The current penchant for ransomware attacks to target cloud backups, as well as their servers, has resulted in targets being unable to restore their data. As such, offline backups, such as magnetic tape, for example, have witnessed a resurgence, so that an offline backup is available if the cloud storage backup has been compromised.
The need for scheduling server updates as soon as they have been released has also been highlighted, as many of the hacks have been through poorly patched or out-of-date systems. “We do see that our customers are getting much more serious about keeping their server software up to date,” says King.
“There have been a few zero-day bugs and customers used to say, ‘We’ll look at it over the next two weeks’. Now, they’re coming to us and asking, ‘How does this affect our platform?’ People are certainly becoming more cautious.”
The unknown nature of Anonymous has also meant that there is a renewed interest in a global identification system. “There’s going to be a push to move faster on a global trusted ID for human beings,” says King. “Being able to be sure that someone is who they say they are is already a key step. The most advanced is the ability to have a global identity.”
One of the key questions that Operation Russia has raised is, ‘Are we prepared and could we stop it?’ Unfortunately, the answer for many will be that it is highly unlikely. No matter how robust a defence strategy may be, anyone sufficiently intent on breaking into a system will be able to do so. “We can mitigate and we can defend. It’s whether or not we can prevent it,” says Lear.
“You look at Russia and the things that they’ve been up to in the past. They’ve had this capability for decades now: you’d think they’d have put some defence measures in place on their side that are being broken through.”
Just like the WannaCry attack in 2017, Operation Russia has been a wake-up call for the technology sector. When the WannaCry attack swept across the internet, many organisations only had an IT team and security wasn’t something they would take sufficiently seriously. In the fallout that followed, organisations started having their own cyber security complement, because they realised this could happen to them. The same is true today: Anonymous, having proven the damage that hackers can cause, has reinforced the idea that security is no longer a luxury, but a necessity.

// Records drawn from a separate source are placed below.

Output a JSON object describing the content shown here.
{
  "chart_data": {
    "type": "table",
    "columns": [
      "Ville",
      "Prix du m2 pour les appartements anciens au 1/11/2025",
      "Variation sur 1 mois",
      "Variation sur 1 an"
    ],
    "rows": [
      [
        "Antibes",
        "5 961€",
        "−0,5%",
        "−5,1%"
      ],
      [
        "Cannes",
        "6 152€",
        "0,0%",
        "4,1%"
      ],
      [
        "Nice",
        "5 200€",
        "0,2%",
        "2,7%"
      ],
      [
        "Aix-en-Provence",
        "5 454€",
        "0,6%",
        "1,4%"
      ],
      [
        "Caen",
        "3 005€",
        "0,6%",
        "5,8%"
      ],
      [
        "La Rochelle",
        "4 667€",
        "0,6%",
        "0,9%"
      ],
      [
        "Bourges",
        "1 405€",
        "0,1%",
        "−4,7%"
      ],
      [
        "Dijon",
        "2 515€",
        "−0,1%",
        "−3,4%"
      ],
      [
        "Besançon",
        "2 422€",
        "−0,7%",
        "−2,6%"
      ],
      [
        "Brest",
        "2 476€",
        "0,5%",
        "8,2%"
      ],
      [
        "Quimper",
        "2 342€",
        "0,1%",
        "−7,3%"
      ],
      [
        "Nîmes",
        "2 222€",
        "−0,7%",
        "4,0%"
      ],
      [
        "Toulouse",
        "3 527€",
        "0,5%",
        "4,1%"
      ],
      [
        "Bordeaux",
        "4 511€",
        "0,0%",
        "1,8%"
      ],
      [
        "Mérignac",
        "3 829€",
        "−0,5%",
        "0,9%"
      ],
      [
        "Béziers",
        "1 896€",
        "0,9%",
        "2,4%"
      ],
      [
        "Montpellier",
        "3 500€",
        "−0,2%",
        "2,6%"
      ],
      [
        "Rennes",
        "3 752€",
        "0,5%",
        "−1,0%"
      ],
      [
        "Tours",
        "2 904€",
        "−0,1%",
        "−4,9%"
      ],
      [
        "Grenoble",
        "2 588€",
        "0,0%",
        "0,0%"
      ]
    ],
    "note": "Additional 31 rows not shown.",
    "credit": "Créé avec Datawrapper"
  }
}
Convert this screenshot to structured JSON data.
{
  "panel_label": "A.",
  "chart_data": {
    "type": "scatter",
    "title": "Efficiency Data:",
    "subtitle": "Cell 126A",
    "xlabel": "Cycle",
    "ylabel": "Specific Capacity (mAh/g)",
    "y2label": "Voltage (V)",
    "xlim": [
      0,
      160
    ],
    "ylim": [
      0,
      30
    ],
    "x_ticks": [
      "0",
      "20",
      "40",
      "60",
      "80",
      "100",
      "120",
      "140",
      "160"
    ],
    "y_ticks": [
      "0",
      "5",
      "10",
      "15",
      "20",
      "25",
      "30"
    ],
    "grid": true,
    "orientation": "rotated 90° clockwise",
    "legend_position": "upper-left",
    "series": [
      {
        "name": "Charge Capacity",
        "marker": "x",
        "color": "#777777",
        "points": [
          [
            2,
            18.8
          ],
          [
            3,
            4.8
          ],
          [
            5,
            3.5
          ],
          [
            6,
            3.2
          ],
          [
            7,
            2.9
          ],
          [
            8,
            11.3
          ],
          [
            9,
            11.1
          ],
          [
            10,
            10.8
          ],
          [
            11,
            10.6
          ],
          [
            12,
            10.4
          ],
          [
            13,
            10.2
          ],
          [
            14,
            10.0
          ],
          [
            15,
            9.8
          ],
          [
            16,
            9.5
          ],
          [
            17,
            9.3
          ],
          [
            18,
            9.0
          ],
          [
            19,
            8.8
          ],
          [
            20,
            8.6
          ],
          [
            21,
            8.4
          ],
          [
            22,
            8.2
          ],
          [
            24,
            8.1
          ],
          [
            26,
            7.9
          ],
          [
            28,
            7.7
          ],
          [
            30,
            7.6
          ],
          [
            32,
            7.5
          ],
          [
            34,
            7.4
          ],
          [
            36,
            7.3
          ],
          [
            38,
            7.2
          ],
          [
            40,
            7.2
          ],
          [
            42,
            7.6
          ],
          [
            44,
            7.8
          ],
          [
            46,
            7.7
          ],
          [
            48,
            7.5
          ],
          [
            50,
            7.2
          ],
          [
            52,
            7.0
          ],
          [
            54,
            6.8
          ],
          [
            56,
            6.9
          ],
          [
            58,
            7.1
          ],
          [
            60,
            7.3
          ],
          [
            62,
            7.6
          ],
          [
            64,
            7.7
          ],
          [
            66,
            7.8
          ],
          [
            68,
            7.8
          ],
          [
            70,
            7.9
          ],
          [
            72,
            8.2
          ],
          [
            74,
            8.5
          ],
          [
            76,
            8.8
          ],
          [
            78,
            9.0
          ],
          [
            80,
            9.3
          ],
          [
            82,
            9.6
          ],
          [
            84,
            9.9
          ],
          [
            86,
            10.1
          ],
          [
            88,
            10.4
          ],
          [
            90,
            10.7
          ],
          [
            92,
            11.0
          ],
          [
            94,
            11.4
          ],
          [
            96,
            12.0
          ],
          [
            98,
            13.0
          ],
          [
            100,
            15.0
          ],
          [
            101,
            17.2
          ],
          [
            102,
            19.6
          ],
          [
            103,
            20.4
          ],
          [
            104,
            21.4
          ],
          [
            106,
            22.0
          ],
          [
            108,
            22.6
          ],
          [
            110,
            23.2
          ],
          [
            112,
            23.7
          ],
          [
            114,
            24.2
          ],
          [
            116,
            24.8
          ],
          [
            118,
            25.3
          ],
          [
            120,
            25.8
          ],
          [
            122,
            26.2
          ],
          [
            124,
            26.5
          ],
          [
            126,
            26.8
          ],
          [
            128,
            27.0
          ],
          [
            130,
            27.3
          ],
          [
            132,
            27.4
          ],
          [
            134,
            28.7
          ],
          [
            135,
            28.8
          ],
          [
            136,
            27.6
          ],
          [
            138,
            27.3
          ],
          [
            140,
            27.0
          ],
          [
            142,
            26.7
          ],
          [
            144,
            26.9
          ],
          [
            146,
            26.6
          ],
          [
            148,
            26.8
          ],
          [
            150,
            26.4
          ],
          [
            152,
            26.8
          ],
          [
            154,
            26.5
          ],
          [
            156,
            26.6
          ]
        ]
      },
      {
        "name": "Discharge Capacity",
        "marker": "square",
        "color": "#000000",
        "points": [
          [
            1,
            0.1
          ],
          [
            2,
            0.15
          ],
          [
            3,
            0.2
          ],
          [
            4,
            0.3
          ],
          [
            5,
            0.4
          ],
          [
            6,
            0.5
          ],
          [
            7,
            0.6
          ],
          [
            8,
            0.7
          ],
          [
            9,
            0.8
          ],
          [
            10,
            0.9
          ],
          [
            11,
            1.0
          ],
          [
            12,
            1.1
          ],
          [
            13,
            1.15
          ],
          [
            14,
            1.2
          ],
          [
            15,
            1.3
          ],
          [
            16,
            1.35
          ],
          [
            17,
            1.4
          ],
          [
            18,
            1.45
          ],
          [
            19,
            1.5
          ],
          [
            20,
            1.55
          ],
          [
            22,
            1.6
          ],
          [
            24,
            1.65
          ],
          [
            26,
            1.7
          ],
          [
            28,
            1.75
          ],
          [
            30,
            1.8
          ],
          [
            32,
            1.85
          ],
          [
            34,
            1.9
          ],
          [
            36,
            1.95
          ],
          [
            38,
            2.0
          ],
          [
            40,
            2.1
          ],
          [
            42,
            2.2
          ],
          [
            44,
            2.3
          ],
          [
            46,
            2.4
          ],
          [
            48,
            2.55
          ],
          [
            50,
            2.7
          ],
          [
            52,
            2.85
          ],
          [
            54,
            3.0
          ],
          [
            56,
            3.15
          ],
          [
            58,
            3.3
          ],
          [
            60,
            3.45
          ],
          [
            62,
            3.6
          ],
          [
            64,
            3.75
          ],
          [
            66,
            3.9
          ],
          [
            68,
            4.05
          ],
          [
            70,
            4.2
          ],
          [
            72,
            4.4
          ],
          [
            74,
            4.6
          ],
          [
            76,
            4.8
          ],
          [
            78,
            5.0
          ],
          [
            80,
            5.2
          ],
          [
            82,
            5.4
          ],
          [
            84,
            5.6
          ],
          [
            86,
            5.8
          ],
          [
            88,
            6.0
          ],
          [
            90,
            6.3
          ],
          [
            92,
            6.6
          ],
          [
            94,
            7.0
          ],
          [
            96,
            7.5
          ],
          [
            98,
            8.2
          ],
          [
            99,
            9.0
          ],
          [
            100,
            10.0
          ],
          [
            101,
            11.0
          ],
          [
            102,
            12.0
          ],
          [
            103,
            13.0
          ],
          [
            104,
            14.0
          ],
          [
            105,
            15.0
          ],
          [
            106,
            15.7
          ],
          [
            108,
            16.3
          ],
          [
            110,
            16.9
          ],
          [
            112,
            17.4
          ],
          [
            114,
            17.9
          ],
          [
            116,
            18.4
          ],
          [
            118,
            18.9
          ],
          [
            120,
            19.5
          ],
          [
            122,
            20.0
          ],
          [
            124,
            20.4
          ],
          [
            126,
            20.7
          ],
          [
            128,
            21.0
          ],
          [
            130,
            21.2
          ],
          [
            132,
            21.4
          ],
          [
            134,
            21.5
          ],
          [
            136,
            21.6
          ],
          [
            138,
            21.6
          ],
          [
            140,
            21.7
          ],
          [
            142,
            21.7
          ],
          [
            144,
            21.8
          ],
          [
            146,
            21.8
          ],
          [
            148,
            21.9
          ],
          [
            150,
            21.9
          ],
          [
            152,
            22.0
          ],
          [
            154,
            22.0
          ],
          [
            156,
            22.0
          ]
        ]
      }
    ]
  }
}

Heightened tensions and greater risks
“The NCSC is not aware of any current specific threats to UK organisations in relation to events in and around Ukraine,” says a spokesperson for the National Cyber Security Centre. “In heightened periods of international tension, all organisations should be vigilant to the risk of cyber compromise and follow our guidance for heightened periods of cyber risk.”
This heightened tension has been seen in many organisations mandating additional levels of security. For example, the finance sector has responded by requiring additional confirmations of identity whenever online purchases are made.
However, organisations that take the appropriate steps to reinforce their cyber security posture, by ensuring their systems are securely patched and by having a robust online and offline backup policy, will mitigate the risk of their systems being penetrated.
“Many applications are willing to take the risk of frustrating customers with multi factor authentication for the benefit of being sure that they don’t get hacked,” says King.
A further step in their preparedness will be ensuring that the appropriate disaster recovery plans are in place, in the event of loss of websites or key systems, as well as ensuring that contingency plans are up to date with the latest network details.
“The majority of companies who take cyber security seriously will expect to at some point be hacked in some shape or form,” says Lear. “There is so much capability out there that you cannot stop everything. What you have to do is balance between the impact and how you deal with it.”